10/27/2017 Personal Growth
Work is hard—projects, meetings, deadlines, travel, etc. All of that is made more challenging if you have a problem with one of your coworkers. These tips will help you improve any unpleasant peer relationships.
No matter your role in an organization, work can become stressful when you have a difficult coworker. Historically a workplace has been a place to go for teamwork, conversations around the water cooler, and a sense of connection. However, with more people working from home, an increased competitiveness in a world filled with overachievers, and an increase in technology over personal/face-time interactions, workplaces may not feel so supportive. Even worse, offices can lead you to feel downright miserable.
The following are five strategies to help ensure that a coworker who may be bringing you down doesn't become a problem.
Problems with communication can stem from a lack of clarity.

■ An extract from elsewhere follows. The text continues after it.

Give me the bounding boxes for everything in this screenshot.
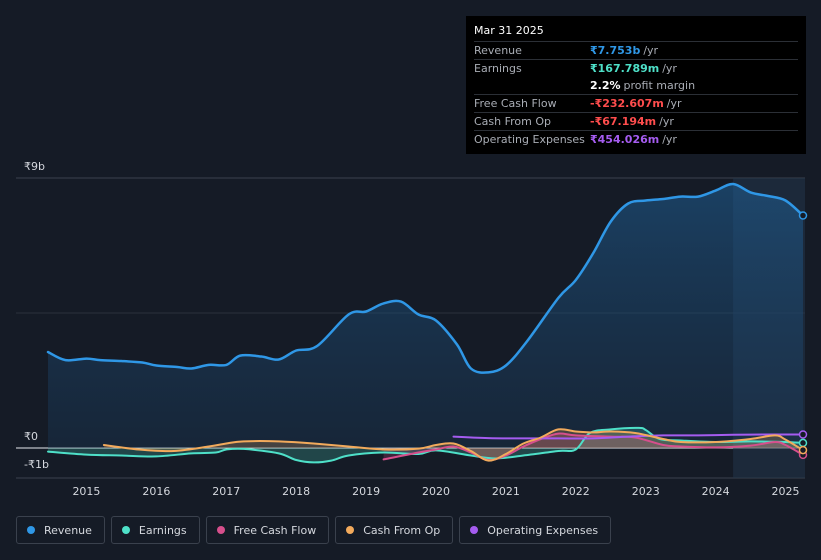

If both parties are speaking and no one is listening this can be problematic. A team may have a common goal that everyone understands but individuals will have different ways of prioritizing actions on the way to that goal. Frequent check-ins and strong methods of communication are one method to alleviate difficulties. Remember, just because you are speaking doesn’t mean you are being heard. Ask your team members to repeat back what has been said in one-to-one meetings. Follow up verbal directions with an email. Create milestones along the way to ensure that everyone’s understanding, motivation, and enthusiasm stay strong.
A wonderful way to begin a conversation is with an “I” statement. This is a way of taking responsibility and ownership over your actions. Two examples are: “When you change the due date of a project I feel stressed out” or “When you use phrases like ‘I've told you that before’ or ‘we already went over this’ I feel as though you think I'm stupid.” The use of “I” sentences allows you to share what you're feeling without blaming the other person for making you feel that way.
Repairing an ailing relationship with a colleague at work is more difficult than tending one before it breaks down. Much like when the weeds get overgrown in your garden, regular effort and attention is a lot simpler than a complete garden overhaul. If you know you have a coworker who has different beliefs than you (politically, religiously, or other non–work-related topics) steer clear of these topics. If you notice that you and your colleagues have different strengths, praise them for the things that you see them doing well. Ask for their help in areas where you know that you could improve. This is like putting money in the bank—just like you can’t withdraw before you deposit, it is wise to compliment prior to critiquing.
And remember to begin any conversation from a place of curiosity and with an open mind.
Start the Day Grounded
Every day is a clean slate. Make sure you begin with a morning routine that supports you through the entire day.
- Fuel with healthy foods
- Move your body
- Connect with your family or friends
Each of these routine items help you start your day on solid ground, putting you in a positive place from which to interact with your colleagues.
Leave Work at Work
Devices have made it virtually impossible to work a “typical” 9 a.m. to 5 p.m. day. This doesn’t mean that you can’t draw boundaries. Let your colleagues know when you will respond to calls, emails, or texts. Use devices to support you—create an auto-responder, work set hours, and draw boundaries about how and when you will communicate outside your set hours. Then use the time outside work in ways that fill your cup, let off steam, and allow you a break.
Making sure that you are giving and receiving regular feedback from anyone on your team is important. Tools that help you understand your communication style can help you to understand the different styles of individuals. Some people are fabulous with big ideas and making plans but neglect the small details. Others feel those small ideas are a better use of their time than spending time considering the big picture. Some prefer strict guidelines and others feel strangled by them. Teams become frustrated when they disagree on how to get something done even if they want the same outcome.
You have probably heard that you are the average of the five people you spend the most time with. Look at who you're spending time with at work and decide if you need to make changes. If there's someone who causes you to feel less productive, more uncertain about your role, or angry when you're at work, you probably want to downgrade that relationship.
Making sure you don't internalize the stress or negativity that you are feeling is also important. Talk directly to any colleague with whom you have problems. Even more importantly don't be tempted to go over their head. According to Radical Candor podcast host Kim Scott, the biggest mistake you can make is talking about a coworker to their boss. If you feel a need to get help from your manager the best idea is for both coworkers to approach their manager together.
Make a Choice
If mediation doesn’t work, then what? Here’s the real conundrum, according to spiritual growth teaching and Carl Jung’s famous quote: Everything that irritates us about others can lead us to an understanding of ourselves.
For those who approach all aspects of life as growth opportunities, the challenge can be what to do when a coworker is/continues to be underhanded, mean spirited, or just plain contradictory. Use the following as a lens through which to decide: Does continuing to work in your current role with this person feel expansive or contracting?
If the answer is expansive, as in there is a way you are growing by learning to overcome or, alternatively, the rest of the work is great, then stay and learn. If you feel that continuing to work with this person won’t help you to expand then your choices are:
- To change the way you work together by drawing new boundaries and lessening interactions
- Transferring to a new role within your current organization
- Moving to new opportunities elsewhere
You probably spend more time with your colleagues than you do with your family. If you invest a little effort in relationship building, it can only be to your benefit!